Cardiologia
27 Dicembre 2025Segnali precoci di sofferenza cardiaca, anche in assenza di sintomi evidenti, possono anticipare di oltre vent’anni un rischio maggiore di sviluppare demenza

Un nuovo studio pubblicato sull’European Heart Journal evidenzia che alterazioni subcliniche della funzione cardiaca, rilevabili tramite un semplice esame del sangue, sono associate a un rischio significativamente maggiore di declino cognitivo in età avanzata. La ricerca, condotta su 5.812 partecipanti dello studio Whitehall II, ha monitorato soggetti, tra i 45 e i 69 anni, cognitivamente sani e senza diagnosi di malattie cardiovascolari all’inizio del percorso di osservazione. I partecipanti sono stati seguiti per 25 anni attraverso valutazioni cognitive periodiche e analisi del sangue mirate a misurare la troponina cardiaca I, un biomarcatore che aumenta quando il muscolo cardiaco subisce un danno, anche lieve e silenzioso.
I risultati mostrano che livelli di troponina anche solo lievemente superiori alla norma, pur restando al di sotto delle soglie associate a un evento cardiaco acuto, sono correlati a un aumento significativo del rischio di sviluppare demenza nel lungo periodo. Questo incremento, stimato intorno al 38% rispetto a chi presenta livelli più bassi, risultava individuabile fino a 25 anni prima della diagnosi clinica. Inoltre, è emerso che i partecipanti con concentrazioni più elevate mostravano performance nei test di memoria, attenzione e funzioni esecutive paragonabili a quelle di persone mediamente più anziane di 1,5–2 anni. A conferma di questo quadro, le risonanze magnetiche cerebrali hanno rivelato una riduzione del volume dell’ippocampo e della materia grigia, due marcatori consolidati di neurodegenerazione.

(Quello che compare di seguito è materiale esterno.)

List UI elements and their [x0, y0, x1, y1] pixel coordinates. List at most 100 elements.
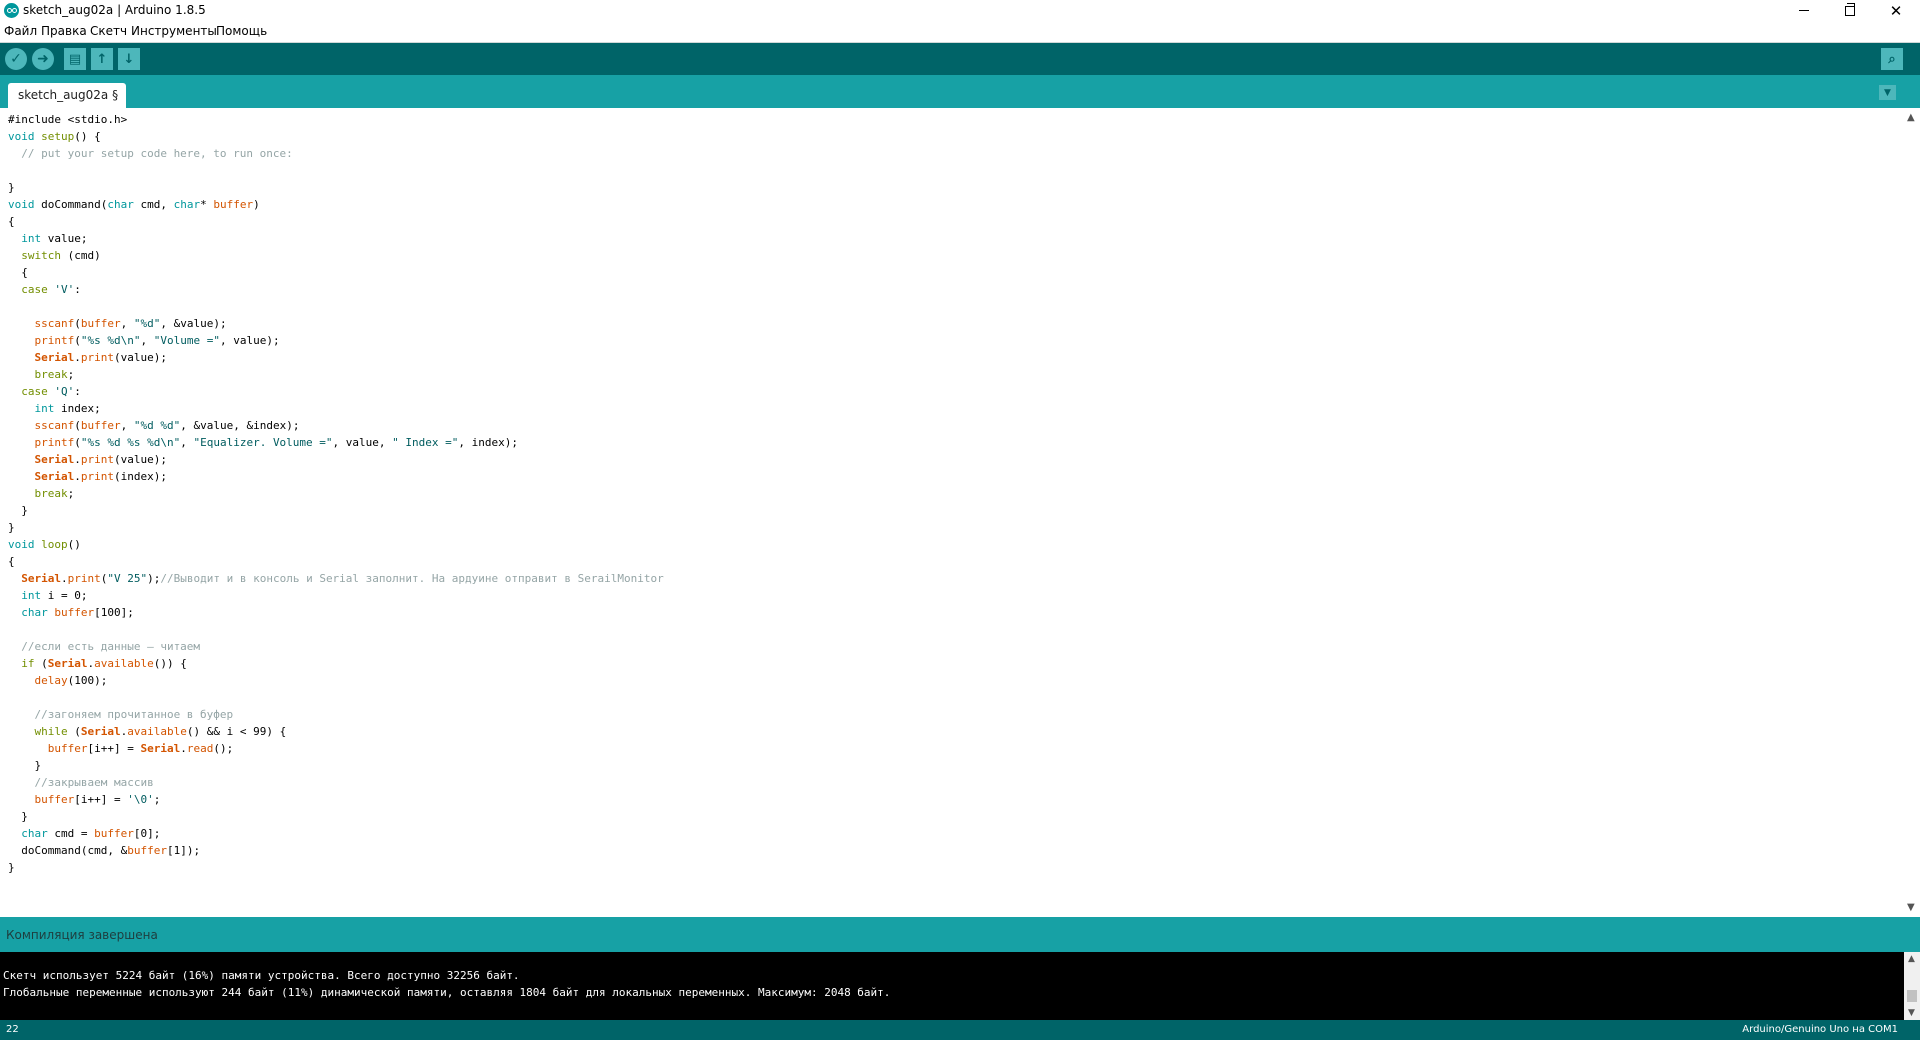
code-token: , &value);	[160, 317, 227, 330]
code-token: [100];	[94, 606, 134, 619]
menu-sketch[interactable]: Скетч	[90, 24, 127, 38]
code-line[interactable]: Serial.print(index);	[8, 468, 664, 485]
console-scrollbar[interactable]: ▲ ▼	[1904, 952, 1920, 1020]
code-line[interactable]: int value;	[8, 230, 664, 247]
code-token: ;	[67, 368, 75, 381]
line-number: 22	[6, 1024, 19, 1035]
console-output[interactable]: Скетч использует 5224 байт (16%) памяти …	[0, 952, 1904, 1020]
code-token: #include <stdio.h>	[8, 113, 128, 126]
editor-scrollbar[interactable]: ▲ ▼	[1904, 108, 1920, 917]
restore-button[interactable]	[1827, 0, 1873, 21]
code-token: ,	[120, 317, 134, 330]
menu-help[interactable]: Помощь	[216, 24, 267, 38]
code-line[interactable]: if (Serial.available()) {	[8, 655, 664, 672]
code-line[interactable]: #include <stdio.h>	[8, 111, 664, 128]
open-sketch-button[interactable]: ↑	[91, 48, 113, 70]
save-sketch-button[interactable]: ↓	[118, 48, 140, 70]
code-editor[interactable]: #include <stdio.h> void setup() { // put …	[0, 108, 1904, 917]
code-line[interactable]: }	[8, 757, 664, 774]
code-line[interactable]: break;	[8, 485, 664, 502]
code-line[interactable]: }	[8, 502, 664, 519]
code-token: }	[8, 504, 28, 517]
scroll-down-icon[interactable]: ▼	[1908, 1008, 1915, 1018]
code-line[interactable]: ​	[8, 298, 664, 315]
code-line[interactable]: case 'V':	[8, 281, 664, 298]
code-line[interactable]: while (Serial.available() && i < 99) {	[8, 723, 664, 740]
code-line[interactable]: }	[8, 519, 664, 536]
code-token: index;	[54, 402, 101, 415]
code-line[interactable]: // put your setup code here, to run once…	[8, 145, 664, 162]
code-line[interactable]: int i = 0;	[8, 587, 664, 604]
upload-button[interactable]: ➜	[32, 48, 54, 70]
new-sketch-button[interactable]: ▤	[64, 48, 86, 70]
menu-edit[interactable]: Правка	[41, 24, 87, 38]
code-token: "V 25"	[107, 572, 148, 585]
arduino-logo-icon	[4, 3, 19, 18]
code-line[interactable]: Serial.print("V 25");//Выводит и в консо…	[8, 570, 663, 587]
code-line[interactable]: printf("%s %d\n", "Volume =", value);	[8, 332, 664, 349]
code-line[interactable]: buffer[i++] = Serial.read();	[8, 740, 664, 757]
code-line[interactable]: ​	[8, 621, 664, 638]
code-token: }	[8, 759, 42, 772]
code-token: , value,	[332, 436, 393, 449]
code-token: available	[127, 725, 187, 738]
scroll-up-icon[interactable]: ▲	[1908, 954, 1915, 964]
code-line[interactable]: }	[8, 808, 664, 825]
code-line[interactable]: void doCommand(char cmd, char* buffer)	[8, 196, 664, 213]
code-line[interactable]: Serial.print(value);	[8, 451, 664, 468]
code-line[interactable]: }	[8, 859, 664, 876]
scroll-up-icon[interactable]: ▲	[1907, 112, 1915, 123]
tab-sketch[interactable]: sketch_aug02a §	[8, 83, 127, 108]
code-token: sscanf	[34, 419, 75, 432]
menu-file[interactable]: Файл	[4, 24, 37, 38]
code-line[interactable]: }	[8, 179, 664, 196]
code-line[interactable]: {	[8, 213, 664, 230]
code-line[interactable]: case 'Q':	[8, 383, 664, 400]
scroll-down-icon[interactable]: ▼	[1907, 902, 1915, 913]
verify-button[interactable]: ✓	[5, 48, 27, 70]
code-token: char	[173, 198, 201, 211]
code-token: Serial	[47, 657, 88, 670]
code-line[interactable]: doCommand(cmd, &buffer[1]);	[8, 842, 664, 859]
code-line[interactable]: char cmd = buffer[0];	[8, 825, 664, 842]
code-token: buffer	[47, 742, 88, 755]
tab-menu-button[interactable]: ▼	[1879, 85, 1896, 100]
code-line[interactable]: delay(100);	[8, 672, 664, 689]
minimize-button[interactable]	[1781, 0, 1827, 21]
code-line[interactable]: int index;	[8, 400, 664, 417]
scroll-thumb[interactable]	[1907, 990, 1917, 1002]
code-token: doCommand(	[34, 198, 108, 211]
code-token: print	[80, 351, 114, 364]
code-line[interactable]: break;	[8, 366, 664, 383]
code-line[interactable]: sscanf(buffer, "%d %d", &value, &index);	[8, 417, 664, 434]
close-button[interactable]: ✕	[1873, 0, 1919, 21]
code-line[interactable]: char buffer[100];	[8, 604, 664, 621]
code-line[interactable]: ​	[8, 162, 664, 179]
code-token: (index);	[114, 470, 167, 483]
code-line[interactable]: printf("%s %d %s %d\n", "Equalizer. Volu…	[8, 434, 664, 451]
code-text[interactable]: #include <stdio.h> void setup() { // put …	[8, 111, 664, 876]
code-line[interactable]: //загоняем прочитанное в буфер	[8, 706, 664, 723]
code-line[interactable]: switch (cmd)	[8, 247, 664, 264]
code-line[interactable]: {	[8, 553, 664, 570]
code-line[interactable]: //если есть данные — читаем	[8, 638, 664, 655]
code-line[interactable]: //закрываем массив	[8, 774, 664, 791]
code-token: buffer	[80, 317, 121, 330]
code-line[interactable]: buffer[i++] = '\0';	[8, 791, 664, 808]
code-line[interactable]: void loop()	[8, 536, 664, 553]
menu-tools[interactable]: Инструменты	[131, 24, 217, 38]
code-line[interactable]: void setup() {	[8, 128, 664, 145]
code-token: sscanf	[34, 317, 75, 330]
code-line[interactable]: sscanf(buffer, "%d", &value);	[8, 315, 664, 332]
serial-monitor-button[interactable]: ⌕	[1881, 48, 1903, 70]
code-line[interactable]: {	[8, 264, 664, 281]
code-line[interactable]: ​	[8, 689, 664, 706]
code-line[interactable]: Serial.print(value);	[8, 349, 664, 366]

Secondo i ricercatori, l’età compresa tra i 40 e i 70 anni rappresenta una fase cruciale. Danni cardiaci minimi, se silenziosi ma persistenti, possono innescare effetti cumulativi che si manifestano molti anni più tardi sotto forma di deterioramento cognitivo. Per questo agire precocemente sui principali fattori modificabili, tra cui pressione arteriosa, equilibrio metabolico, colesterolo, fumo e inattività fisica, potrebbe avere un impatto rilevante non solo sul rischio cardiovascolare, ma anche sulla salute cognitiva.
Gli autori ipotizzano che, in futuro, la troponina possa diventare parte di algoritmi o protocolli di screening capaci di individuare con grande anticipo le persone più vulnerabili al declino cognitivo, favorendo strategie preventive personalizzate. Rimangono, tuttavia, necessari ulteriori studi per definire limiti di riferimento, applicazioni cliniche e percorsi di intervento mirati.